I believe that the narrative structure of story is echoed in the structure of writing. In writing, we are often looking for certainty – if I do X, then the result will be Y. But it is not always that certain. Writing is not algebra. It is in the wrestling with uncertainty that we find truth. This is where we find life, where we find art.
We think of the protagonist of the story as ‘the one who leads the story’ or perhaps ‘the one at the centre of the action’. The star. The centre. In fact, the word protagonist is from the Ancient Greek and it literarily translates as: the first to struggle. In other words, the struggle is the point. The struggle is the thing that makes the character transform. Even Miley Cyrus knew that, back when she sang ‘The Climb’.
And here’s the thing: you are the protagonist of your story. You are the protagonist of your creation. So it is your drive and your desire that will make the work happen. But it’s the struggle in the writing, those moments of challenge and difficulty, that will transform you into the writer you can be.
To use a religious metaphor, in the long dark night of the soul, the moment when you are utterly lost – and if you are writing a novel, there will be one – is the moment of greatest transformation, greatest hope. Think of all those stories which hinge on the moment where all is lost, which turn out to be the moment of the protagonist finding their greatest strength. This moment is necessary not merely for the protagonist, but also for the creator. How much pressure is needed to create diamonds? How much grit for pearls?
The jewel is created through the pressure of your own conflict; through the grit of your own doubt, your own uncertainty.
We find our Quartet for the End of Time, our own compulsion to create, by listening not just to our desires, but by responding to our own doubts and weaknesses.

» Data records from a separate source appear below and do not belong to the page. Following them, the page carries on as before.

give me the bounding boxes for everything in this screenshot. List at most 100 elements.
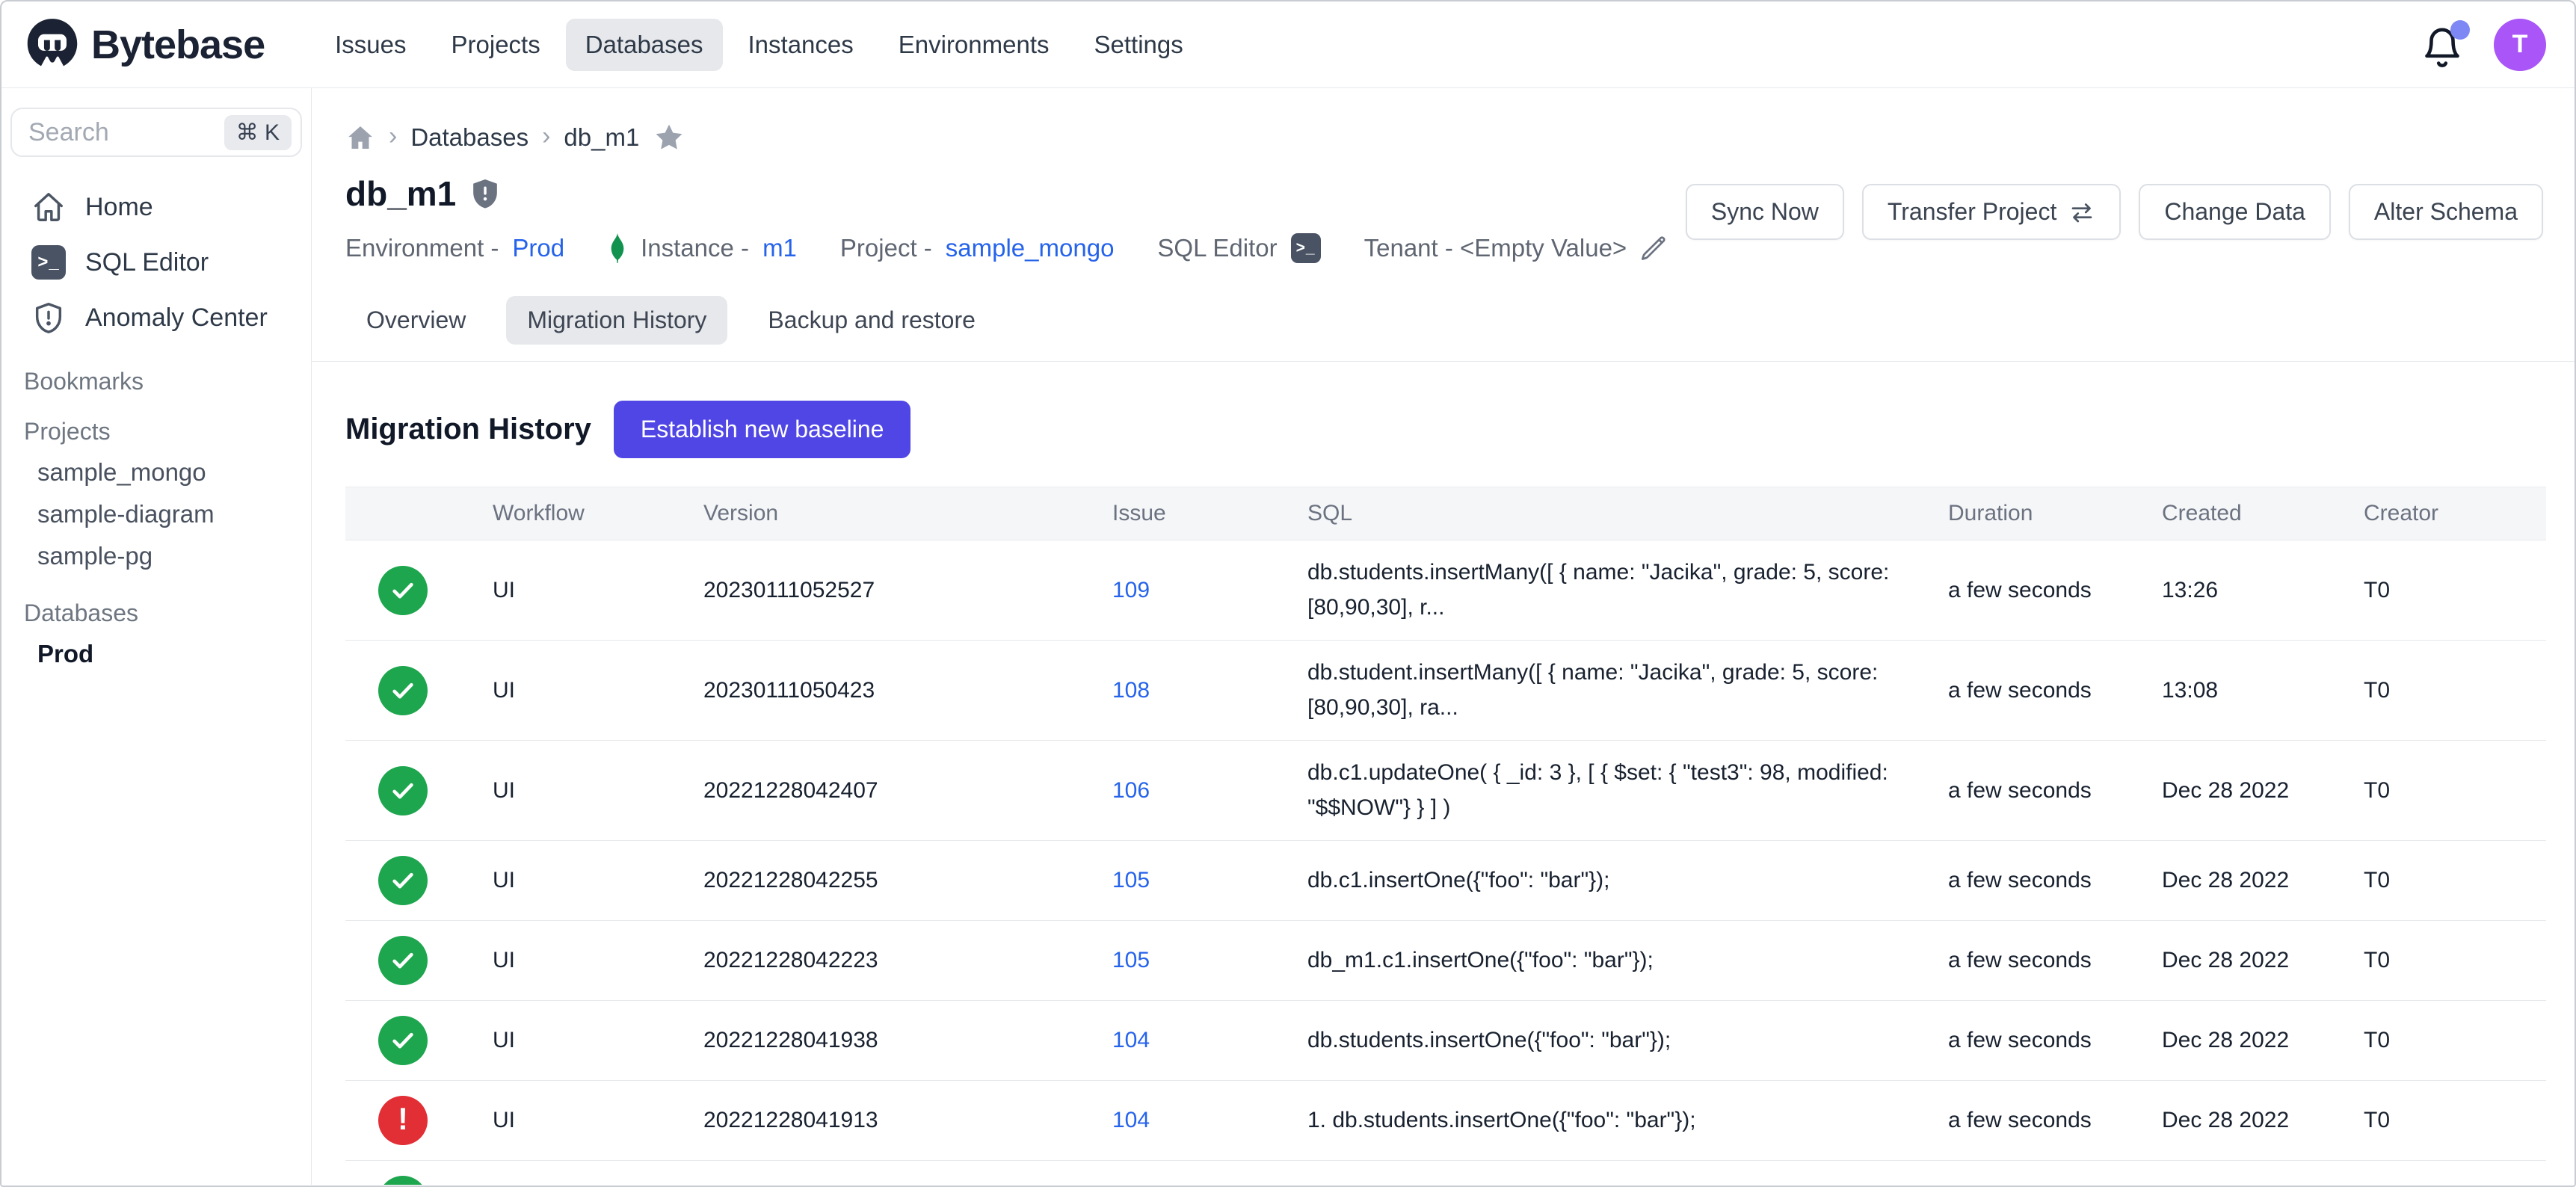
issue-link[interactable]: 109 — [1112, 578, 1150, 602]
tab-item[interactable]: Migration History — [506, 296, 727, 345]
home-icon — [31, 190, 66, 224]
tabs-divider — [312, 361, 2575, 362]
database-meta-row: Environment - Prod Instance - m1 Project… — [345, 233, 1667, 263]
table-head: WorkflowVersionIssueSQLDurationCreatedCr… — [345, 487, 2546, 540]
nav-item[interactable]: Databases — [566, 19, 723, 71]
sidebar-item-sql-editor[interactable]: >_ SQL Editor — [1, 235, 311, 290]
creator-cell: T0 — [2364, 921, 2546, 1001]
issue-cell: 104 — [1112, 1001, 1307, 1081]
duration-cell: a few seconds — [1948, 1081, 2162, 1161]
issue-cell: 109 — [1112, 540, 1307, 641]
sidebar-item-home[interactable]: Home — [1, 179, 311, 235]
creator-cell: T0 — [2364, 1161, 2546, 1186]
tab-item[interactable]: Overview — [345, 296, 487, 345]
created-cell: 13:08 — [2162, 641, 2364, 741]
search-input[interactable] — [28, 118, 224, 147]
exclamation-icon: ! — [398, 1103, 408, 1138]
version-cell: 20221228042223 — [703, 921, 1112, 1001]
breadcrumb: › Databases › db_m1 — [345, 88, 2543, 154]
page-header: db_m1 Environment - Prod — [345, 173, 2543, 263]
created-cell: Dec 28 2022 — [2162, 1001, 2364, 1081]
transfer-project-button[interactable]: Transfer Project — [1862, 184, 2121, 240]
breadcrumb-home-icon[interactable] — [345, 123, 375, 152]
sql-cell: db.students.insertMany([ { name: "Jacika… — [1307, 540, 1948, 641]
status-cell: ! — [345, 741, 493, 841]
project-item[interactable]: sample_mongo — [1, 451, 311, 493]
issue-link[interactable]: 104 — [1112, 1028, 1150, 1052]
establish-baseline-button[interactable]: Establish new baseline — [614, 401, 911, 458]
bookmark-star-icon[interactable] — [653, 121, 685, 154]
sql-cell: db_m1.c1.insertOne({"foo": "bar"}); — [1307, 921, 1948, 1001]
transfer-arrows-icon — [2068, 199, 2095, 226]
instance-link[interactable]: m1 — [762, 234, 797, 262]
database-env-item[interactable]: Prod — [1, 633, 311, 675]
shield-alert-icon — [471, 178, 499, 209]
status-icon: ! — [378, 566, 428, 615]
table-row: ! UI 20221228042255 105 db.c1.insertOne(… — [345, 841, 2546, 921]
edit-pencil-icon[interactable] — [1640, 235, 1667, 262]
user-avatar[interactable]: T — [2494, 19, 2546, 71]
app-window: Bytebase Issues Projects Databases Insta… — [0, 0, 2576, 1187]
duration-cell: a few seconds — [1948, 540, 2162, 641]
breadcrumb-separator: › — [542, 122, 550, 154]
version-cell: 20230111052527 — [703, 540, 1112, 641]
notification-badge — [2450, 20, 2470, 40]
created-cell: Dec 28 2022 — [2162, 1081, 2364, 1161]
nav-item[interactable]: Projects — [432, 19, 560, 71]
sql-editor-link-label[interactable]: SQL Editor — [1157, 234, 1277, 262]
project-item[interactable]: sample-diagram — [1, 493, 311, 535]
tab-item[interactable]: Backup and restore — [747, 296, 996, 345]
created-cell: Dec 28 2022 — [2162, 921, 2364, 1001]
brand-logo[interactable]: Bytebase — [24, 16, 265, 73]
main-nav: Issues Projects Databases Instances Envi… — [315, 19, 1203, 71]
version-cell: 20221228041938 — [703, 1001, 1112, 1081]
status-icon: ! — [378, 1096, 428, 1145]
status-cell: ! — [345, 841, 493, 921]
issue-link[interactable]: 108 — [1112, 678, 1150, 703]
issue-link[interactable]: 105 — [1112, 948, 1150, 972]
creator-cell: T0 — [2364, 1081, 2546, 1161]
button-label: Transfer Project — [1888, 198, 2056, 226]
check-icon — [387, 945, 419, 976]
workflow-cell: UI — [493, 1001, 703, 1081]
status-cell: ! — [345, 1001, 493, 1081]
button-label: Change Data — [2164, 198, 2305, 226]
issue-cell: 102 — [1112, 1161, 1307, 1186]
nav-item[interactable]: Settings — [1075, 19, 1203, 71]
status-icon: ! — [378, 666, 428, 715]
action-buttons: Sync Now Transfer Project Change Data — [1686, 184, 2543, 240]
sql-cell: 1. db.students.insertOne({"foo": "bar"})… — [1307, 1081, 1948, 1161]
created-cell: 13:26 — [2162, 540, 2364, 641]
breadcrumb-databases[interactable]: Databases — [410, 123, 529, 152]
issue-link[interactable]: 104 — [1112, 1108, 1150, 1132]
brand-name: Bytebase — [91, 22, 265, 68]
sql-editor-terminal-icon[interactable]: >_ — [1291, 233, 1321, 263]
sql-cell: db.students.insertOne({"foo": "bar"}); — [1307, 1001, 1948, 1081]
sidebar-section-databases: Databases — [24, 599, 311, 627]
issue-link[interactable]: 106 — [1112, 778, 1150, 803]
environment-label: Environment - — [345, 234, 499, 262]
environment-link[interactable]: Prod — [512, 234, 564, 262]
check-icon — [387, 775, 419, 807]
databases-list: Prod — [1, 633, 311, 675]
notification-bell-button[interactable] — [2421, 22, 2464, 68]
change-data-button[interactable]: Change Data — [2139, 184, 2331, 240]
nav-item[interactable]: Issues — [315, 19, 425, 71]
workflow-cell: UI — [493, 921, 703, 1001]
status-cell: ! — [345, 1081, 493, 1161]
search-box[interactable]: ⌘ K — [10, 108, 302, 157]
project-item[interactable]: sample-pg — [1, 535, 311, 577]
table-header-row: WorkflowVersionIssueSQLDurationCreatedCr… — [345, 487, 2546, 540]
column-header: Creator — [2364, 487, 2546, 540]
sidebar-item-anomaly-center[interactable]: Anomaly Center — [1, 290, 311, 345]
sync-now-button[interactable]: Sync Now — [1686, 184, 1844, 240]
alter-schema-button[interactable]: Alter Schema — [2349, 184, 2543, 240]
mongodb-leaf-icon — [608, 233, 627, 263]
issue-link[interactable]: 105 — [1112, 868, 1150, 892]
project-link[interactable]: sample_mongo — [946, 234, 1115, 262]
nav-item[interactable]: Environments — [879, 19, 1069, 71]
status-icon: ! — [378, 1016, 428, 1065]
creator-cell: T0 — [2364, 540, 2546, 641]
nav-right: T — [2421, 19, 2546, 71]
nav-item[interactable]: Instances — [729, 19, 873, 71]
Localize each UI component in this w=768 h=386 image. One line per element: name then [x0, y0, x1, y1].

In them, there is, paradoxically, great strength.
The process of writing – of getting lost, of wrestling with desire and weakness – mirrors the process of character transformation.
Do you see? You are being transformed, by art, as art is transforming the reader, the culture, and the characters you have breathed into life.
Today, embrace the struggle, embrace the failure, the mistakes, the difficulties. Celebrate them. Because this is where the transformation is.
Regardless of how the news cycle might feel – we are not at the end of time. But we are in a period when our courage and our decency is required. And it seems to me that one of the most violently hopeful, determinedly subversive, wildly radical things that we can do is to tell our stories. All you need is a pencil, a desire, and the courage to struggle.